I have also been running into this problem when programming for AVR microcontrollers. Avr-libc has header files (included through <avr/io.h> that make available the register layout for each microcontroller by defining macros such as:
#define TCNT1 (*(volatile uint16_t *)(0x84))
This allows using TCNT1 as if it were a normal variable and any reads and writes are directed to memory address 0x84 automatically. However, it also includes an (implicit) reinterpret_cast, which prevents using the address of this "variable" in a constant expression. And since this macro is defined by avr-libc, changing it to remove the cast is not really an option (and redefining such macros yourself works, but then requires defining them for all the different AVR chips, duplicating the info from avr-libc).
Since the folding hack suggested by Shafik here seems to no longer work in gcc 7 and above, I have been looking for another solution.
Looking at the avr-libc header files more closely, it turns out they have two modes:
- Normally, they define variable-like macros as shown above.
- When used inside the assembler (or when included with
_SFR_ASM_COMPAT defined), they define macros that just contain the address, e.g.:
#define TCNT1 (0x84)
At first glance the latter seems useful, since you could then set _SFR_ASM_COMPAT before include <avr/io.h> and simply use intptr_t constants and use the address directly, rather than through a pointer. However, since you can include the avr-libc header only once (iow, only have TCNT1 as either a variable-like-macro, or an address), this trick only works inside a source file that does not include any other files that would need the variable-like-macros. In practice, this seems unlikely (though maybe you could have constexpr (class?) variables that are declared in a .h file and assigned a value in a .cpp file that includes nothing else?).
In any case, I found another trick by Krister Walfridsson, that defines these registers as external variables in a C++ header file and then defines them and locates them at a fixed location by using an assembler .S file. Then you can simply take the address of these global symbols, which is valid in a constexpr expressions. To make this work, this global symbol must have a different name as the original register macro, to prevent a conflict between both.

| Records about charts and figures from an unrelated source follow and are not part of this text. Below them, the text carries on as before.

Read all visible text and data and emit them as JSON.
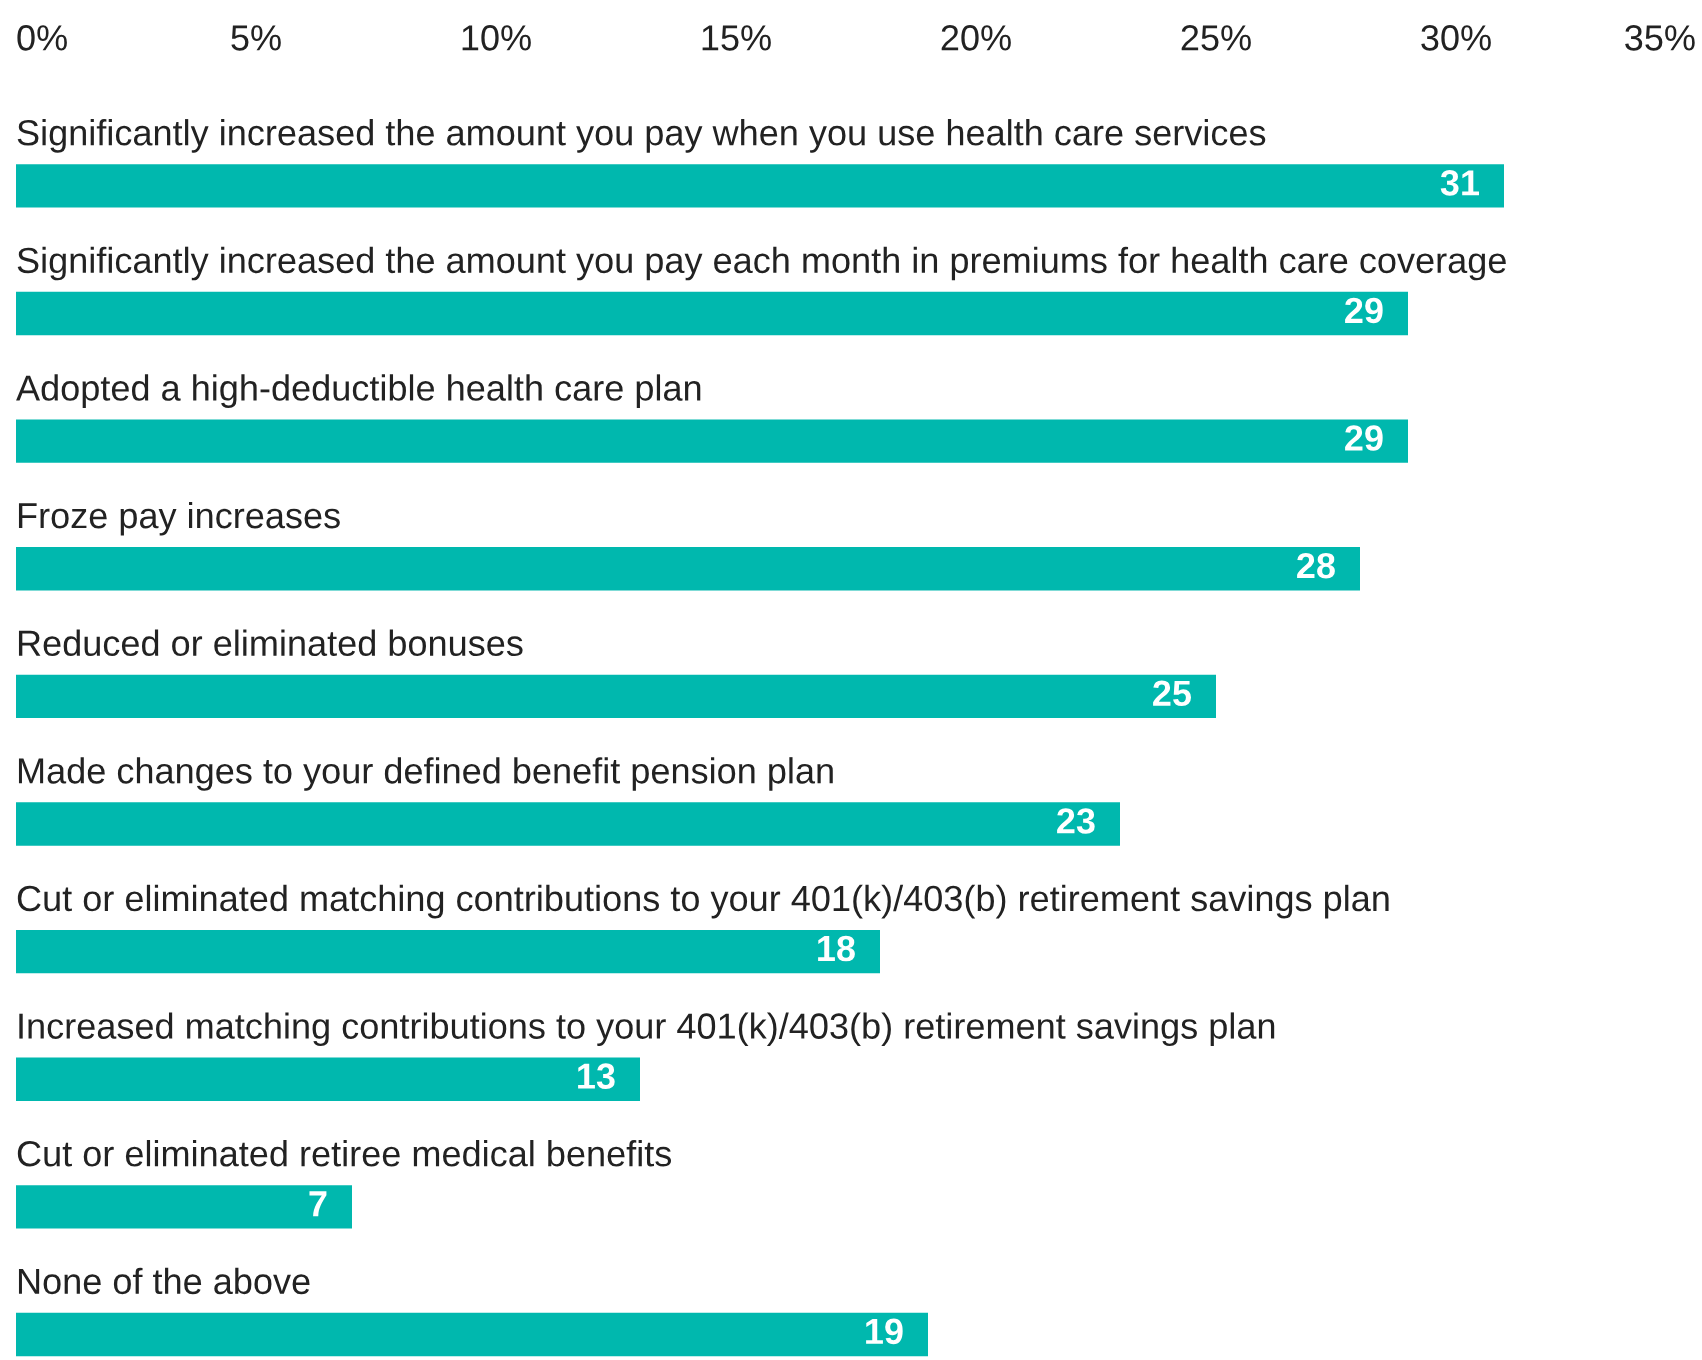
{
  "chart_data": {
    "type": "bar",
    "orientation": "horizontal",
    "categories": [
      "Significantly increased the amount you pay when you use health care services",
      "Significantly increased the amount you pay each month in premiums for health care coverage",
      "Adopted a high-deductible health care plan",
      "Froze pay increases",
      "Reduced or eliminated bonuses",
      "Made changes to your defined benefit pension plan",
      "Cut or eliminated matching contributions to your 401(k)/403(b) retirement savings plan",
      "Increased matching contributions to your 401(k)/403(b) retirement savings plan",
      "Cut or eliminated retiree medical benefits",
      "None of the above"
    ],
    "values": [
      31,
      29,
      29,
      28,
      25,
      23,
      18,
      13,
      7,
      19
    ],
    "color": "#00b8ae",
    "xlim": [
      0,
      35
    ],
    "xticks": [
      {
        "value": 0,
        "label": "0%"
      },
      {
        "value": 5,
        "label": "5%"
      },
      {
        "value": 10,
        "label": "10%"
      },
      {
        "value": 15,
        "label": "15%"
      },
      {
        "value": 20,
        "label": "20%"
      },
      {
        "value": 25,
        "label": "25%"
      },
      {
        "value": 30,
        "label": "30%"
      },
      {
        "value": 35,
        "label": "35%"
      }
    ],
    "data_labels": true,
    "grid": false
  }
}
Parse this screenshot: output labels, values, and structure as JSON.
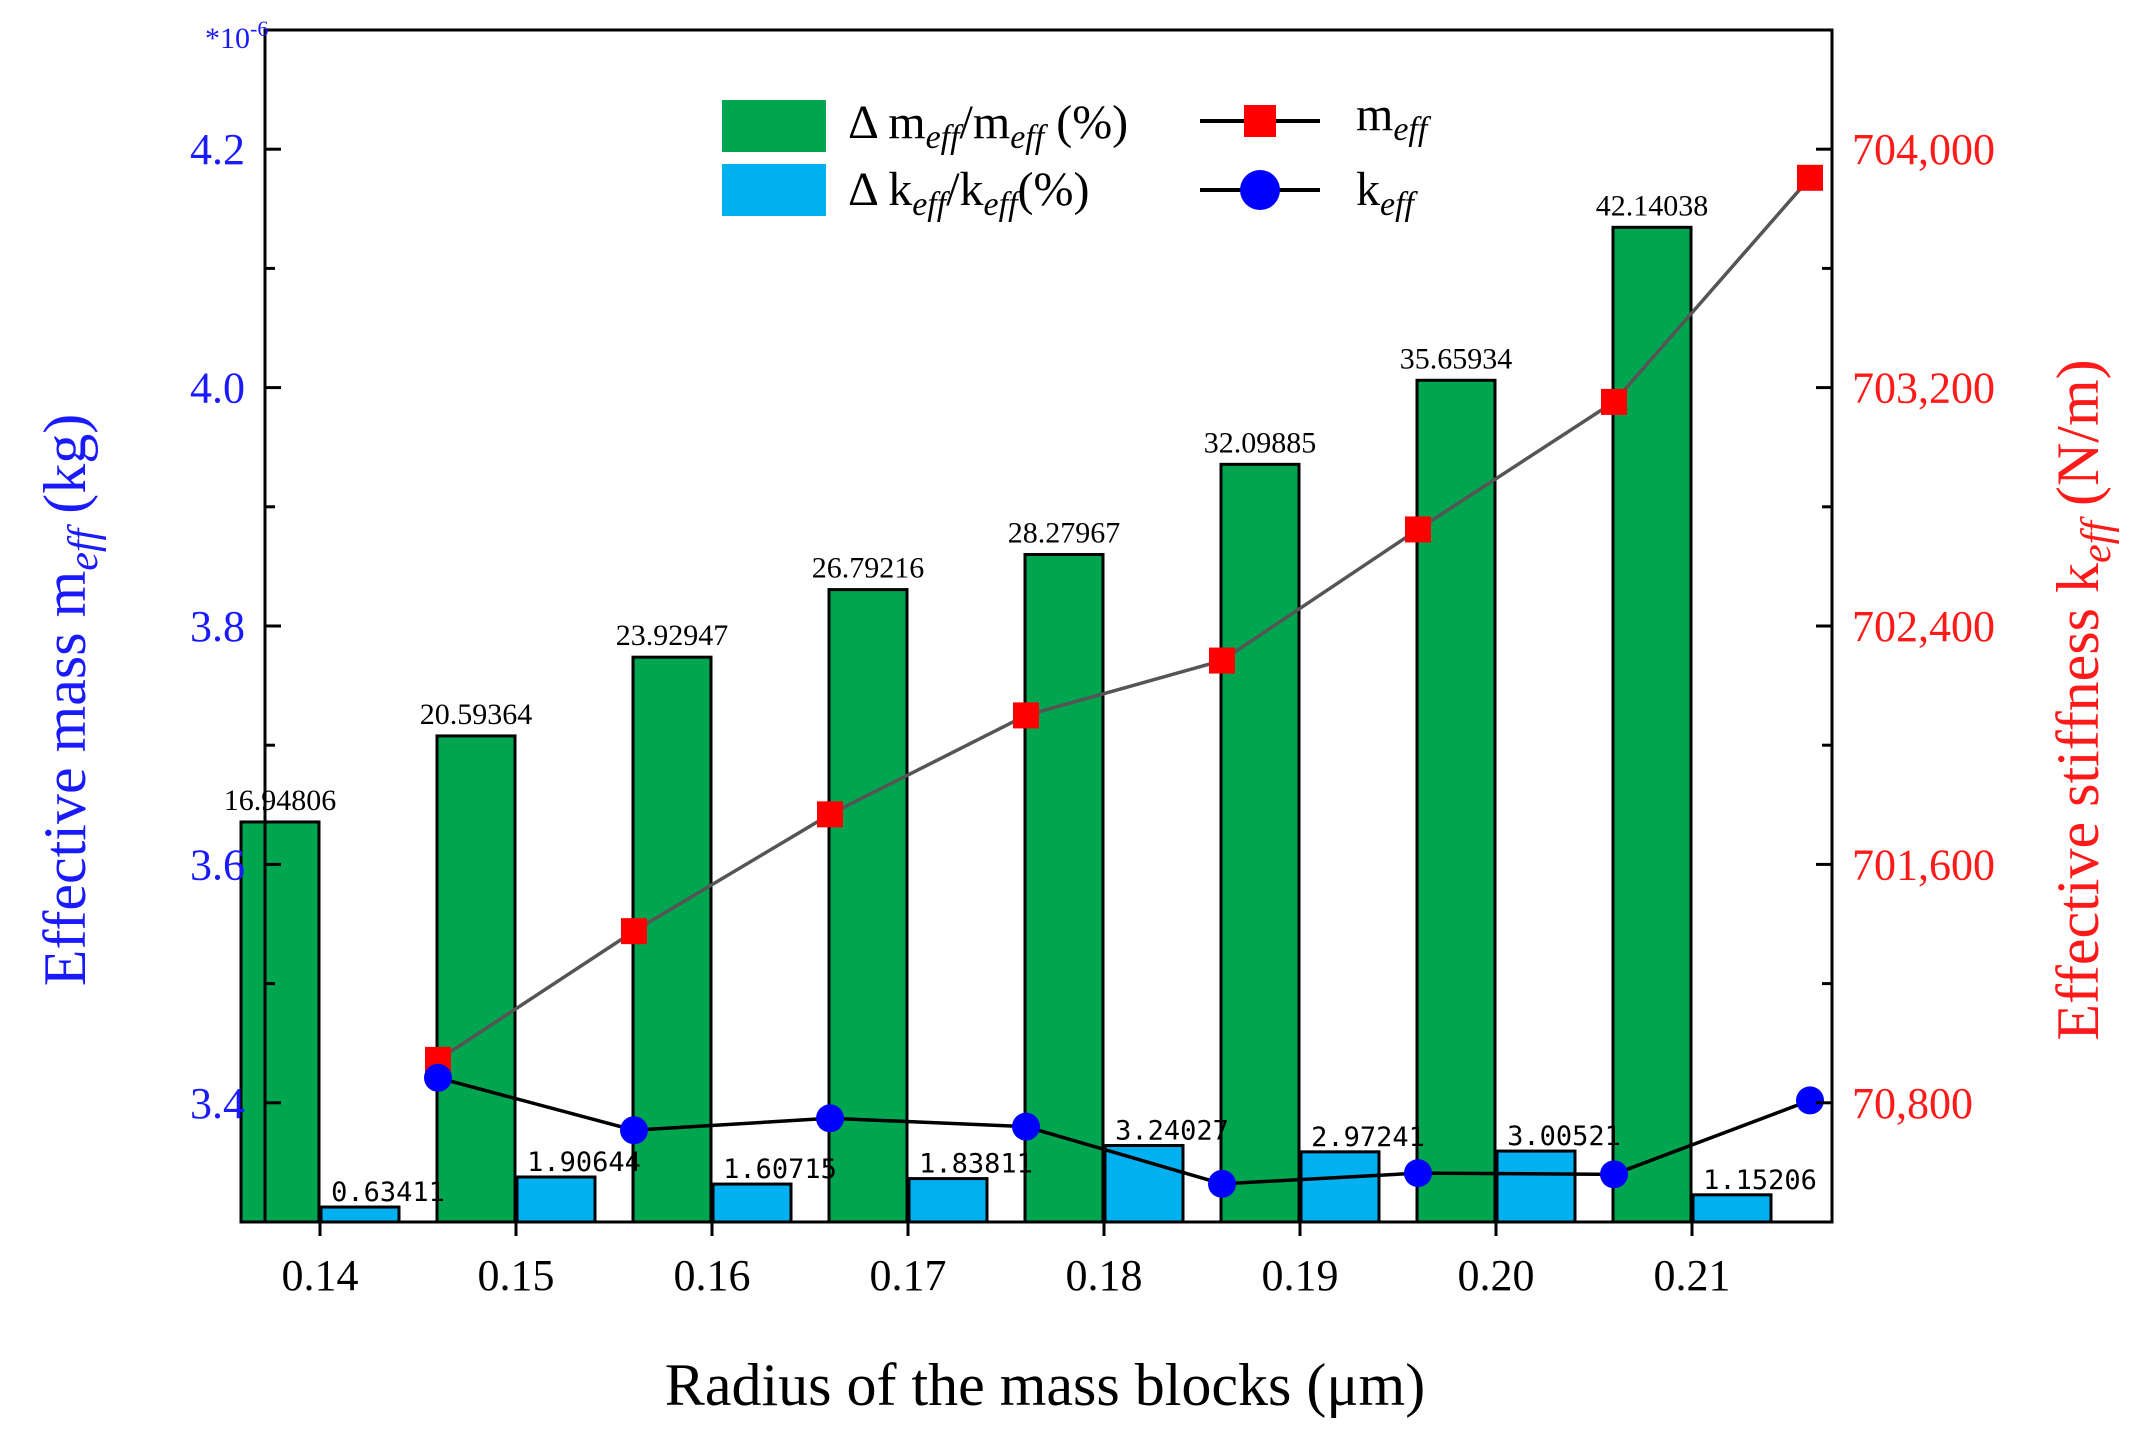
{
  "chart_data": {
    "type": "bar",
    "categories": [
      "0.14",
      "0.15",
      "0.16",
      "0.17",
      "0.18",
      "0.19",
      "0.20",
      "0.21"
    ],
    "xlabel": "Radius of the mass blocks (μm)",
    "ylabel_left": {
      "base": "Effective mass m",
      "sub": "eff",
      "unit": " (kg)"
    },
    "ylabel_right": {
      "base": "Effective stiffness k",
      "sub": "eff",
      "unit": " (N/m)"
    },
    "left_axis": {
      "multiplier": "*10",
      "exponent": "-6",
      "ylim": [
        3.3,
        4.3
      ],
      "ticks": [
        3.4,
        3.6,
        3.8,
        4.0,
        4.2
      ],
      "tick_labels": [
        "3.4",
        "3.6",
        "3.8",
        "4.0",
        "4.2"
      ],
      "color": "#1a1aff"
    },
    "right_axis": {
      "ticks": [
        70800,
        701600,
        702400,
        703200,
        704000
      ],
      "tick_labels": [
        "70,800",
        "701,600",
        "702,400",
        "703,200",
        "704,000"
      ],
      "color": "#ff1a1a"
    },
    "series": [
      {
        "name": "Δ meff/meff (%)",
        "kind": "bar",
        "color": "#00a550",
        "values": [
          16.94806,
          20.59364,
          23.92947,
          26.79216,
          28.27967,
          32.09885,
          35.65934,
          42.14038
        ],
        "labels": [
          "16.94806",
          "20.59364",
          "23.92947",
          "26.79216",
          "28.27967",
          "32.09885",
          "35.65934",
          "42.14038"
        ]
      },
      {
        "name": "Δ keff/keff(%)",
        "kind": "bar",
        "color": "#00b0f0",
        "values": [
          0.63411,
          1.90644,
          1.60715,
          1.83811,
          3.24027,
          2.97241,
          3.00521,
          1.15206
        ],
        "labels": [
          "0.63411",
          "1.90644",
          "1.60715",
          "1.83811",
          "3.24027",
          "2.97241",
          "3.00521",
          "1.15206"
        ]
      },
      {
        "name": "meff",
        "kind": "line",
        "marker": "square",
        "color": "#ff0000",
        "line_color": "#555555",
        "values_left_axis": [
          3.436,
          3.544,
          3.642,
          3.725,
          3.771,
          3.881,
          3.988,
          4.176
        ]
      },
      {
        "name": "keff",
        "kind": "line",
        "marker": "circle",
        "color": "#0000ff",
        "line_color": "#000000",
        "values_left_axis": [
          3.421,
          3.377,
          3.387,
          3.38,
          3.332,
          3.341,
          3.34,
          3.402
        ]
      }
    ],
    "legend": {
      "position": "top",
      "items": [
        {
          "base": "Δ m",
          "s1": "eff",
          "mid": "/m",
          "s2": "eff",
          "tail": " (%)"
        },
        {
          "base": "Δ k",
          "s1": "eff",
          "mid": "/k",
          "s2": "eff",
          "tail": "(%)"
        },
        {
          "base": "m",
          "s1": "eff"
        },
        {
          "base": "k",
          "s1": "eff"
        }
      ]
    }
  }
}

E.g. in your C++ code, you would have:
extern volatile uint16_t TCNT1_SYMBOL;
struct foo {
static constexpr volatile uint16_t* ptr = &TCNT1_SYMBOL;
};
And then you include a .S file in your project that contains:
#include <avr/io.h>
.global TCNT1_SYMBOL
TCNT1_SYMBOL = TCNT1
While writing this, I realized the above is not limited to the AVR-libc case, but can also be applied to the more generic question asked here. In that case, you could get a C++ file that looks like:
extern char MY_PTR_SYMBOL;
struct foo {
static constexpr const void* ptr = &MY_PTR_SYMBOL;
};
auto main() -> int {
return 0;
}
And a .S file that looks like:
.global MY_PTR_SYMBOL
MY_PTR_SYMBOL = 0x1
Here's how this looks: https://godbolt.org/z/vAfaS6 (I could not figure out how to get the compiler explorer to link both the cpp and .S file together, though
This approach has quite a bit more boilerplate, but does seem to work reliably across gcc and clang versions. Note that this approach looks like a similar approach using linker commandline options or linker scripts to place symbols at a certain memory address, but that approach is highly non-portable and tricky to integrate in a build process, while the approach suggested above is more portable and just a matter of adding a .S file into the build.
As pointed out in the comments, there is a performance downside though: The address is no more known at compile time. This means the compiler can no more use IN, OUT, SBI, CBI, SBIC, SBIS instructions. This increases code size, makes code slower, increases register pressure and many sequences are no more atomic, hence will need extra code if atomic execution is needed (most of the cases).